Серафимово маслице

Сергей Шалимов
- Это и есть «Райский пруд»? – недоуменно спросил Семен, оглядывая прямоугольник котлована тридцать на сто метров, заросший мусором и бурьяном.
- Да, он и есть, – ответила монахиня, – До закрытия монастыря в этом пруду плавали золотые рыбки. Никто в нем не купался и не стирал белье, и воду для всех потребностей монастырь брал отсюда. Духоносные сестры видели, как временами сама Богородица спускалась к воде в окружении ангелов и умывалась ключевой водой.
- Где же тут ключи? Сухо ведь.
- Вот, с вашей помощью и будем их искать. После закрытия Дивеевского монастыря новая власть воду из пруда выпустила, а ключи забили глиной. Третьего дня удалось один отыскать, вот там, видите – реперный знак поставили. Начинайте копать шурфы. Когда дойдете до илистого песка, то останавливайтесь, ну, или, если Бог даст, на ключ наткнетесь – тоже не сможете дальше копать.

Семен с напарником осмотрелись внимательнее, и уже обратили внимание на располагающиеся в четком порядке следы свежей перекопанной земли.

- Шурфы потом засыпать?
- Да, засыпайте, вдруг кто-то упадет – греха не оберемся. Мы пока только подготовку проводим к восстановлению пруда, а сестры потом сами руками весь этот грунт выберут.
- А не лучше технику использовать? Два-три экскаватора за неделю все выкопают.
- Нет, – твердо ответила монахиня, – тракторами большевики глину возили и трамбовали, а нам так не гоже. Пруд был выкопан полностью вручную сестрами, вот и мы так же должны, если считаем себя их преемницами. Господь вам в помощь, а я побегу. Если понадоблюсь, то спросите в монастыре матушку Ольгу.

Монахиня благословила новоявленных землекопов и энергичной походкой начала подниматься по склону сухого «берега».

- Будем знакомиться. Меня Семеном звать, из Москвы, а ты откуда?
- Олег – напарник протянул руку – Из Ставрополя.
- Не ближний свет. Тоже паломничаешь?
- Как тебе сказать? Скорее, бомжую.
- Что-то ты на бомжа мало походишь.
- Длинная история. Убежал я. Жена сдала меня в сумашедший дом, а я успел схватить документы и убежал.
- А ты хоть не буйный? – уже с внутренней настороженностью спросил Семен.
- Нет, – широко улыбнулся в ответ Олег, – я тихий. Она задумала развестись со мной, а квартиру делить не хочет.

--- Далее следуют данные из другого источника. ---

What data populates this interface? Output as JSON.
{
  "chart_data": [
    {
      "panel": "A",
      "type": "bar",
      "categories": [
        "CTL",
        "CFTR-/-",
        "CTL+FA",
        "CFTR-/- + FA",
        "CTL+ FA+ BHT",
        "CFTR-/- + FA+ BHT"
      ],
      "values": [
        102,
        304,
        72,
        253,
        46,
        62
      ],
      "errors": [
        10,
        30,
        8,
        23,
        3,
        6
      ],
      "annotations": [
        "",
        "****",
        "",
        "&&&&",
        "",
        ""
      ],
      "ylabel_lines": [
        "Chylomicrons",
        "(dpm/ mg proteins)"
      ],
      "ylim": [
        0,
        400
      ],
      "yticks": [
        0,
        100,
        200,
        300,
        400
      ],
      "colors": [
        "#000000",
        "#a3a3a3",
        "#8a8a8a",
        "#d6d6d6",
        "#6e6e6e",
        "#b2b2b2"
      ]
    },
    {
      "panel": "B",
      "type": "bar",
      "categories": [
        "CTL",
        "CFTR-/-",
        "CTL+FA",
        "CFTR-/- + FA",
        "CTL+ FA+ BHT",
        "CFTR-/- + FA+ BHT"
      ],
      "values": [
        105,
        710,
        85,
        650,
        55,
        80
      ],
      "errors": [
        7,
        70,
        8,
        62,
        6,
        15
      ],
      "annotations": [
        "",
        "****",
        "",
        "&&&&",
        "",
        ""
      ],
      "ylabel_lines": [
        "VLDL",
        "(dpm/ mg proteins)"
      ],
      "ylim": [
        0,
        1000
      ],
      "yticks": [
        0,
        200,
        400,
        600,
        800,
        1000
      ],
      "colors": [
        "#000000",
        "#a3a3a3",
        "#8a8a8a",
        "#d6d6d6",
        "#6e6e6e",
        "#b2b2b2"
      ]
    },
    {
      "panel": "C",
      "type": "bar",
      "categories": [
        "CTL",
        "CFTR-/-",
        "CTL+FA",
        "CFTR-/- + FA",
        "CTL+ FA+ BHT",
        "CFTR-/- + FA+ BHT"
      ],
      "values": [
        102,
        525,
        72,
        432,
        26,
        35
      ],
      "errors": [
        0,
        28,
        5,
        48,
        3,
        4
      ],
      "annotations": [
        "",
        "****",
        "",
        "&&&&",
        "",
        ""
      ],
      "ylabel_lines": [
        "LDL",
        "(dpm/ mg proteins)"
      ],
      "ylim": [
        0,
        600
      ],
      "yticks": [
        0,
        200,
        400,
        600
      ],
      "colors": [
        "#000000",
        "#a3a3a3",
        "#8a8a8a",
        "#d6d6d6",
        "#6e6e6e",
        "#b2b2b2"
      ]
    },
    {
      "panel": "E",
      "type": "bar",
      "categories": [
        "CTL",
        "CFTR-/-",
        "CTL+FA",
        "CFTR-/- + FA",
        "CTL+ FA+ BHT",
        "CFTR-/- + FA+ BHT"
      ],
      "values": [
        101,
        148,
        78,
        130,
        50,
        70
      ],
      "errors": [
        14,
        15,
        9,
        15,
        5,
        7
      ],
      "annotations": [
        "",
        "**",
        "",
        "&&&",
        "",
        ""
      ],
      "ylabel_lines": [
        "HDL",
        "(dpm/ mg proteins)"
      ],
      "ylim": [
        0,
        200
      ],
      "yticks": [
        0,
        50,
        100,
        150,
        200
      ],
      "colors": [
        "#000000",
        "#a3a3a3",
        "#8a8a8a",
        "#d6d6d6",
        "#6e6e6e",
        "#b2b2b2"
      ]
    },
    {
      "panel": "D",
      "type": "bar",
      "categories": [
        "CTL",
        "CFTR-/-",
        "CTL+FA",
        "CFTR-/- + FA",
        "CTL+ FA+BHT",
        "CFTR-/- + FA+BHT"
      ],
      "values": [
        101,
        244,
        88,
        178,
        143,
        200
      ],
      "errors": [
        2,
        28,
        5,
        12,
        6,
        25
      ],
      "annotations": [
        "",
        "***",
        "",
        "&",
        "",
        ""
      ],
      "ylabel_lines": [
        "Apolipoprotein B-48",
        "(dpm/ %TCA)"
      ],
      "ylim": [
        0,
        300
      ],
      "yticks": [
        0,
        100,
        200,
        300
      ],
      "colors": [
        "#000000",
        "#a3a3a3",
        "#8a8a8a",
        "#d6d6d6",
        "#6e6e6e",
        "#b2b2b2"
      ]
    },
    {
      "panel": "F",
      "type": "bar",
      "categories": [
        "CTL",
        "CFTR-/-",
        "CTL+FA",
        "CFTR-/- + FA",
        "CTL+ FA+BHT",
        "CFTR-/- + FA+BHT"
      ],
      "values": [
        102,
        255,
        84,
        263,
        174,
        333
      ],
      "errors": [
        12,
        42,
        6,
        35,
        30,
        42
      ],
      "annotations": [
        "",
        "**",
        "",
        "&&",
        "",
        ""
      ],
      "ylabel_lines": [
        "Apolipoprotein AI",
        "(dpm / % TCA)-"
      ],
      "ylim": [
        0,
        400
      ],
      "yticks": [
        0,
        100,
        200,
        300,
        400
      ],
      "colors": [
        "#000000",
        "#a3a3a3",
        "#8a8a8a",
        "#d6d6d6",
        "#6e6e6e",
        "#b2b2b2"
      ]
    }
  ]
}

У нее есть психиатр знакомый. Вот и записали меня в шизофреники, уцепившись за мою религиозность. «Одержимость навязчивыми идеями» - это про молитвы и посты, «неадекватность реакций»… А я виноват, что меня от телевизора тошнить начинает? В общем, я – сертифицированный сумашедший.
- Ха, да я и сам такой, – рассмеялся Семен, – ведь еще апостол Павел говорил, что проповедовать Христа распятого иудеям - соблазн, а еллинам – безумие… Естественно, что для них, все христиане – сумашедшие. Вот какая славная бригада у нас сложилась.
- Мне нужно было раньше сюда прийти. Я ведь уже неделю в Дивеево живу, а на работу первый раз попал только.
- Эх-ма, что же тебе мешало?
- Денег-то у меня нет, вот я и остановился в бесплатной монастырской гостинице.
- На Пионерской? – уточнил Семен.
- Да. Наслышан про нее?
- Ничего конкретного. А что там «такого»?
- Особенного ничего нет, только хозяйка дома, которая принимает на бесплатный постой паломников, считает их своими батраками. Говорит, что это монастырское послушание. А какое же оно монастырское, если я ей неделю сарай строил, а другие – погреб копали. Надоело батрачить. Сказал, что на службу пойду, а сам сюда на работу. Я лучше здесь во Славу Божию трудиться до ночи буду, чем на чью-то наживу.

За неспешным разговором, меняясь поочередно в яме, Семен с Олегом постепенно углубляли шурф. Поначалу было легко, пока не пошла жирная глина. Она с влажным чмоком очень неохотно отделялась от пласта, а затем никак не желала отлепляться от лопаты. Поэтому, тот, кто работал в яме, был вынужден ждать, пока верхний отскребет глину. Работа шла трудно и медленно. Разговор затих, не вписываясь в рабочий ритм. Оба с облегчением вздохнули, когда примерно на двухметровой глубине лопата с легким шелестом вошла в песок. Запахло илом, но вода не показалась. Ключ не обнаружился. Быстро закидали только что вырытую яму, но ощущения бесполезности работы не было. Присели передохнуть перед началом второго шурфа.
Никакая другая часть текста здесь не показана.